A few weeks ago I did a post pointing out that pundits on both the left and the right have moved further to the extremes, and away from sensible policy views. I just noticed another example today, an article claiming that if you pay people not to work, it won’t significantly increase the number of people not working.

Extending benefits to unemployed workers beyond the 26 weeks provided by most states has little effect on the unemployment rate and essentially no impact on labor force participation, a recent working paper released by the Federal Reserve Board found.

I guess they didn’t notice that the natural rate of unemployment in Europe is at least 8%.

Question: When was the last time you saw a liberal pundit point out that extended unemployment benefits increased the unemployment rate? Maybe when Bush was implementing the policy? Here’s Brad DeLong in 2008:

The rule of thumb, IIRC, is that the average duration of an unemployment spell increases by 1/4 of the increase in the duration of unemployment benefits. Thus a 13-week increase in unemployment insurance duration should increase the average unemployment spell by 3 weeks. With current mean unemployment spell duration at 17 weeks, and with roughly 2/3 of the unemployed eligible for UI, this would produce a 3/17 * 2/3 * 5.5% = 0.6% increase in the measured unemployment rate.

It seems to me likely that–whatever happens to the economy–George W. Bush has just produced four bad unemployment-rate headlines on the Saturdays August 2, September 6, and October 4. This cannot be news that John McCain is happy to hear.

That was only a 13-week increase, not a 73-week increase, as Obama implemented. And BTW, DeLong’s prediction was precisely correct.

I suppose I should bash the other side as well, to be fair and balanced. Here’s what GOP politicians privately think about climate change:

In stark contrast to their party’s public stance on Capitol Hill, many Republicans privately acknowledge the scientific consensus that human activity is at least partially responsible for climate change and recognize the need to address the problem.

However, they see little political benefit to speaking out on the issue, since congressional action is probably years away, according to former congressmen, former congressional aides and other sources.

In Bloomberg BNA interviews with several dozen former senior congressional aides, nongovernmental organizations, lobbyists and others conducted over a period of several months, the sources cited fears of attracting an electoral primary challenger as one of the main reasons many Republicans choose not to speak out.

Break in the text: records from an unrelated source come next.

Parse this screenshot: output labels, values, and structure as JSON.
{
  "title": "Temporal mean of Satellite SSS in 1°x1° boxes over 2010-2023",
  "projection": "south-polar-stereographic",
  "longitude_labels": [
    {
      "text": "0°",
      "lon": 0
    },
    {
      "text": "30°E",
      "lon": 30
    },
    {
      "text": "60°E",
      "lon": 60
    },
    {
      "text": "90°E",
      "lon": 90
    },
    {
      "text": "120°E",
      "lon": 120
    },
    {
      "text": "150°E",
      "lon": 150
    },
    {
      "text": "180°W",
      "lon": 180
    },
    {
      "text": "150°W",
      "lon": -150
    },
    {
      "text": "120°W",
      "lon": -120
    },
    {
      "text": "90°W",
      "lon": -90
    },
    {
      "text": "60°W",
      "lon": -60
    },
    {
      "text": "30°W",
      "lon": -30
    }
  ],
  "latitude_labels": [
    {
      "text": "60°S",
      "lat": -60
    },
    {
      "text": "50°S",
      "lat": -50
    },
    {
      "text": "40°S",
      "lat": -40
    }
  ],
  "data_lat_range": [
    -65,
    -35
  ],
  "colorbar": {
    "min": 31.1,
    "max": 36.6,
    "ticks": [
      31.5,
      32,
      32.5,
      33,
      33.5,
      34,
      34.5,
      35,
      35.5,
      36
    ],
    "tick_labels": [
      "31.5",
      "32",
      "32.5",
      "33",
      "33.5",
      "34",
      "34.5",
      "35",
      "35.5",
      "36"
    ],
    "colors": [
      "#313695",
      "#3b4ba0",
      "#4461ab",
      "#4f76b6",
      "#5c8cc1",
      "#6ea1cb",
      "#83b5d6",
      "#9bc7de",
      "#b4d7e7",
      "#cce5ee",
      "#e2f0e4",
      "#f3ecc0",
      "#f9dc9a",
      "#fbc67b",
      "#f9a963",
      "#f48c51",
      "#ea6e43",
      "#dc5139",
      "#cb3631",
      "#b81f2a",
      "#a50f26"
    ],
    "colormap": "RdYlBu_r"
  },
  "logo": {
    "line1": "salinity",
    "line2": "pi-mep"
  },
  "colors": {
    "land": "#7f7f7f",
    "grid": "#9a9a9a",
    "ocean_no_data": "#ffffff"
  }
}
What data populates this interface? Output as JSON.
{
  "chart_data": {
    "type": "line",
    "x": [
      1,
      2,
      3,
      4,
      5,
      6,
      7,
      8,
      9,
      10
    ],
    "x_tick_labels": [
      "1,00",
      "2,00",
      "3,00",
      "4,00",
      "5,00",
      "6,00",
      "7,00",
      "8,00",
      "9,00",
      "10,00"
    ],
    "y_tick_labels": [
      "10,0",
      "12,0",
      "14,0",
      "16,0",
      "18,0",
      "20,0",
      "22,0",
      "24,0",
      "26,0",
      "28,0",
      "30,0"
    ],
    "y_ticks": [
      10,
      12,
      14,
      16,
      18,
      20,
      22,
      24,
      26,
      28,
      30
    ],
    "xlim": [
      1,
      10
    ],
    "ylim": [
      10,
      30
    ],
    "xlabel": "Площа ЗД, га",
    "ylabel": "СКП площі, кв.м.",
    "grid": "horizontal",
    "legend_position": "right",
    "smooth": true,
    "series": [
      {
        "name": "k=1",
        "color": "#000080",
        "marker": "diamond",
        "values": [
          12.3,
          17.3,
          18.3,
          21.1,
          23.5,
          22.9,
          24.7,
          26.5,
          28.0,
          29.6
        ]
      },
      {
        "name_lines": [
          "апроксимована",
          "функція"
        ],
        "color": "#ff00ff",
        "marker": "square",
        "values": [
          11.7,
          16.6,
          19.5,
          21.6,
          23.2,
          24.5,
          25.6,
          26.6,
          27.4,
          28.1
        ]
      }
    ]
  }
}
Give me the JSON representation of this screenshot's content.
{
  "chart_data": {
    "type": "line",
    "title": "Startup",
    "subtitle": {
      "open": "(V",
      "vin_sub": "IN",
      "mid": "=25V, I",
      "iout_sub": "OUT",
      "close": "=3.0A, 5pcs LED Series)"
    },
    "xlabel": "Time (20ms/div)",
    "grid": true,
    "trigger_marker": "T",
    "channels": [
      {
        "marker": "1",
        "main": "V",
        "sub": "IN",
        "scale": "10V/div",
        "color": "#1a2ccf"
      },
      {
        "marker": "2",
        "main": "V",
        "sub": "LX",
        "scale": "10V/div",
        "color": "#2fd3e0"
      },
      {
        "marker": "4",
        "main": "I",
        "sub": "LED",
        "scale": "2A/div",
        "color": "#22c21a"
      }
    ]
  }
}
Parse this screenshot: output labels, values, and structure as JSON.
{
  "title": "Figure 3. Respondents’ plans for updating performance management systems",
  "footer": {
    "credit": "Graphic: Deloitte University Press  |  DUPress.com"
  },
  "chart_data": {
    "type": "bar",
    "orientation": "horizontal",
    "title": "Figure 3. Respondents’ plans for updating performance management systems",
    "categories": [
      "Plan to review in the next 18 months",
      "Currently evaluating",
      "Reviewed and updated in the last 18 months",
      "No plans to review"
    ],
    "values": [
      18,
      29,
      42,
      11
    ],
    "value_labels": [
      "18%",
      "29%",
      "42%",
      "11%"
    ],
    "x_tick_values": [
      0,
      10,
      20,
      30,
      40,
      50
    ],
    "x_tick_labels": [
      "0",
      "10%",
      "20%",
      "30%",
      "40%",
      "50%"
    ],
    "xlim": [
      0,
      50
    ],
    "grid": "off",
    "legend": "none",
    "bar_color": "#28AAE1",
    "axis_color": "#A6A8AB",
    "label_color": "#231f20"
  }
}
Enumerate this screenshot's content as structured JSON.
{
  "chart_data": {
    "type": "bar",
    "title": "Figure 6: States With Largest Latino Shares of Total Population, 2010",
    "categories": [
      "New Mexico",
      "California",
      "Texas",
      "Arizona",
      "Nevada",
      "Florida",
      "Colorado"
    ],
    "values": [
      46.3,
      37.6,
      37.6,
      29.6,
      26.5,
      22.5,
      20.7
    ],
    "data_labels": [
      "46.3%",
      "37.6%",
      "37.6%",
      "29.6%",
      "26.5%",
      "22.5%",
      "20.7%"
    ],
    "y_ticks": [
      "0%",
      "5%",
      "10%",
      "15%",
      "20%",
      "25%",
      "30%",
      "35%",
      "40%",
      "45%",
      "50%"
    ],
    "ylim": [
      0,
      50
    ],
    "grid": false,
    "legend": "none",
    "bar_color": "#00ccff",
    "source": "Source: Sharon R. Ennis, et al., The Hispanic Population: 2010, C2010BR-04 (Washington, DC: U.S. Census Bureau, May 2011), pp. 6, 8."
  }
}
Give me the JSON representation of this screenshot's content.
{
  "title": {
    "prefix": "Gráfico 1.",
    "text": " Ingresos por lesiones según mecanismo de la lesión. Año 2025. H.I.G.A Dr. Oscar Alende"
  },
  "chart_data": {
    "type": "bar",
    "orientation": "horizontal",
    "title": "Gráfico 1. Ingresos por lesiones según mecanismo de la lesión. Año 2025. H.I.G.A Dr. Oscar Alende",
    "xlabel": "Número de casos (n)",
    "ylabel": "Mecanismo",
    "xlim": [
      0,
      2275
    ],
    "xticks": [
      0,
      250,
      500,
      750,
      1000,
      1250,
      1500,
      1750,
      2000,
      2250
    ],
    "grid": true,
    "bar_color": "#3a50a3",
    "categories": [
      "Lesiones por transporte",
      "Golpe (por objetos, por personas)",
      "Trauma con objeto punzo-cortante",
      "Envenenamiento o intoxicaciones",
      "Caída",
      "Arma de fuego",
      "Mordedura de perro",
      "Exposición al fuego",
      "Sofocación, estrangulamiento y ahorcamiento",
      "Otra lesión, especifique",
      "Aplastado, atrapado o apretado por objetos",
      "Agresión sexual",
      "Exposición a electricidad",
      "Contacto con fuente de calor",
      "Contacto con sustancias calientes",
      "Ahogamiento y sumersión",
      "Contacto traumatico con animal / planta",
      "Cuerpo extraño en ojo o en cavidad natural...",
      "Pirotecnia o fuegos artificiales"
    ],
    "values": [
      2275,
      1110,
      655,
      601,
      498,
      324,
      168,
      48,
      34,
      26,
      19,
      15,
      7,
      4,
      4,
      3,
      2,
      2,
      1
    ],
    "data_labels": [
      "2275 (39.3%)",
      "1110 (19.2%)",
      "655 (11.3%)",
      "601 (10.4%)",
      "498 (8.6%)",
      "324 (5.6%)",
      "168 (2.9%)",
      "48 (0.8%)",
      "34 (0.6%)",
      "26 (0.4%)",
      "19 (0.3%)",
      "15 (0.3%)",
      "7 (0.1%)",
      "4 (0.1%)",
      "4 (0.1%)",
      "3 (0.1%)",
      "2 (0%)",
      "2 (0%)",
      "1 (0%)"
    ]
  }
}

Most say the reluctance to publicly support efforts to address climate change has grown discernibly since the 2010 congressional elections, when Tea Party-backed candidates helped the Republican Party win control of the House, in part by targeting vulnerable Democrats for their support of legislation establishing a national emissions cap-and-trade system.

Here’s my suggestion for the GOP. Say you’ll support a carbon tax if it’s used to do an equal reduction in taxes on capital. Even if there were no global warming, a carbon tax would be ten times more efficient than taxing capital income. Of course the Dems would say no. And then the GOP could taunt the Dems as follows:

“So Al Gore has convinced you guys that climate change will produce a catastrophe, and yet you’d rather engage in class warfare than solving the problem, Thanks for clarifying your priorities.”

If the GOP weren’t so timid on climate change they’d split the Dems right down the middle—class warriors vs. eco-freaks.

PS. There was a time when even liberals supported lower taxes on capital.

PPS. I strongly agree with David Henderson’s post praising Summers on export deregulation–even if it undercuts my closing of the liberal mind argument.